Judging from the nearly (3000) 4000 hits this thread has got since yesterday you aren't the only one looking for an explanation. I'm guessing that AVG is getting a lot of inquiries about this.

Worth mentioning is another thing that points to this being a false positive is the location of the file.

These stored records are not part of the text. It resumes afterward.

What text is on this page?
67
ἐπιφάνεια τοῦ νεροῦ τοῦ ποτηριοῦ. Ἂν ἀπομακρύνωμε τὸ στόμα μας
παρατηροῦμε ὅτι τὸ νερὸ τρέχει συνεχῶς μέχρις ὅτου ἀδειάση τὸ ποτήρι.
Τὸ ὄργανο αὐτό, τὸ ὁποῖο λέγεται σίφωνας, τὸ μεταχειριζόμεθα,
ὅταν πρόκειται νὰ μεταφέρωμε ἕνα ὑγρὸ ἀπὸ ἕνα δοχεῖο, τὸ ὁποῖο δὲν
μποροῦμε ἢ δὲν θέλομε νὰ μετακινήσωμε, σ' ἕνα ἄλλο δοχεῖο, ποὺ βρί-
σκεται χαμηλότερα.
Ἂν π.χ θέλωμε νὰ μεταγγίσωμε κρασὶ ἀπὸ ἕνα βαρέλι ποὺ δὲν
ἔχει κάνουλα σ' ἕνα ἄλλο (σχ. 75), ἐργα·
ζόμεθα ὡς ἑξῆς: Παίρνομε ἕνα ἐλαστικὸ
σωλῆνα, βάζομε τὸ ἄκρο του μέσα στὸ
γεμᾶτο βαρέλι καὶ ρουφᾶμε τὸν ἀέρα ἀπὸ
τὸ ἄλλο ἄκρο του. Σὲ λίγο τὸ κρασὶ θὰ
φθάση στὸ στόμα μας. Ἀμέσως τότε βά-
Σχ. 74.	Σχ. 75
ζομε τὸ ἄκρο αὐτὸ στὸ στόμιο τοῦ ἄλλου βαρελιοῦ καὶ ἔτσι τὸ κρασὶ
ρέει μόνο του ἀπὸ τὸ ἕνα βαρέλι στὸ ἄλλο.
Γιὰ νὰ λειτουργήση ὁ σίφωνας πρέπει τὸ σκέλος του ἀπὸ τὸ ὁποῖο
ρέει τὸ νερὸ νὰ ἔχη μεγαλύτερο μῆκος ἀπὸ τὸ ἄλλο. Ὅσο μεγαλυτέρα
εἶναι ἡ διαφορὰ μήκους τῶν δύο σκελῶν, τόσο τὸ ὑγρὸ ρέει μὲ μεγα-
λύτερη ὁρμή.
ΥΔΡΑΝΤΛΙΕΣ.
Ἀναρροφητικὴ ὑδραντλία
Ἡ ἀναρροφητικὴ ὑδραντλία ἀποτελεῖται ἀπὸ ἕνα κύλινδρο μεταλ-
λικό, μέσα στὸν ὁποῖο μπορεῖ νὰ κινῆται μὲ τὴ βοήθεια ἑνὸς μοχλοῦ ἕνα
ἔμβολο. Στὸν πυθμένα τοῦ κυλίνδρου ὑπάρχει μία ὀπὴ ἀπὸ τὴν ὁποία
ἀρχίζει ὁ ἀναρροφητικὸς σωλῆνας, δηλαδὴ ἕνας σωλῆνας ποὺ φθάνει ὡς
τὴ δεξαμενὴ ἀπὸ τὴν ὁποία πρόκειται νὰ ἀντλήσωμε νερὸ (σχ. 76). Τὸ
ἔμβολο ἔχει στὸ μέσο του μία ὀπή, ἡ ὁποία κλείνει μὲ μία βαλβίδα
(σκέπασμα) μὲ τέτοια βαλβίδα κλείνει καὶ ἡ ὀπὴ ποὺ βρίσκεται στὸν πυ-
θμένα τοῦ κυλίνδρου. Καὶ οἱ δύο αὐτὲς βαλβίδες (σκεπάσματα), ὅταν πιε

If it were a virus it would be in the Windows or Windows\system 32 folder.

[Broni]

Quote:

Judging from the nearly (3000) 4000 hits this thread has got since yesterday

What kind of tool do you use to see it?

[SpywareDr]

Quote:

Originally Posted by Broni

What kind of tool do you use to see it?

Go into the "Viruses/Trojans/Spyware" forum:

http://discussions.virtualdr.com/forumdisplay.php?f=40

and note the "Views" column:

[Syzich]

I just updated AVG and restored knlwrap.exe and then scanned it, AVG is no longer flagging it.

Here are today's Jotti results:

A-Squared Found nothing
AntiVir Found nothing
ArcaVir Found nothing
Avast Found nothing
AVG Antivirus Found nothing
BitDefender Found nothing
ClamAV Found nothing
CPsecure Found nothing
Dr.Web Found nothing
F-Prot Antivirus Found nothing
F-Secure Anti-Virus Found nothing
Fortinet Found nothing
Ikarus Found nothing
Kaspersky Anti-Virus Found nothing
NOD32 Found nothing
Norman Virus Control Found nothing
Panda Antivirus Found nothing
Sophos Antivirus Found nothing
VirusBuster Found nothing
VBA32 Found nothing


I also got an email reply from AVG confirming the false positive.

[Broni]

Quote:

Go into the "Viruses/Trojans/Spyware" forum:

http://discussions.virtualdr.com/forumdisplay.php?f=40

and note the "Views" column:

Forgive me, but I had to work yesterday, and apparently, I was tired....hehehe.

[SpywareDr]

Understandable. (Been there, done that).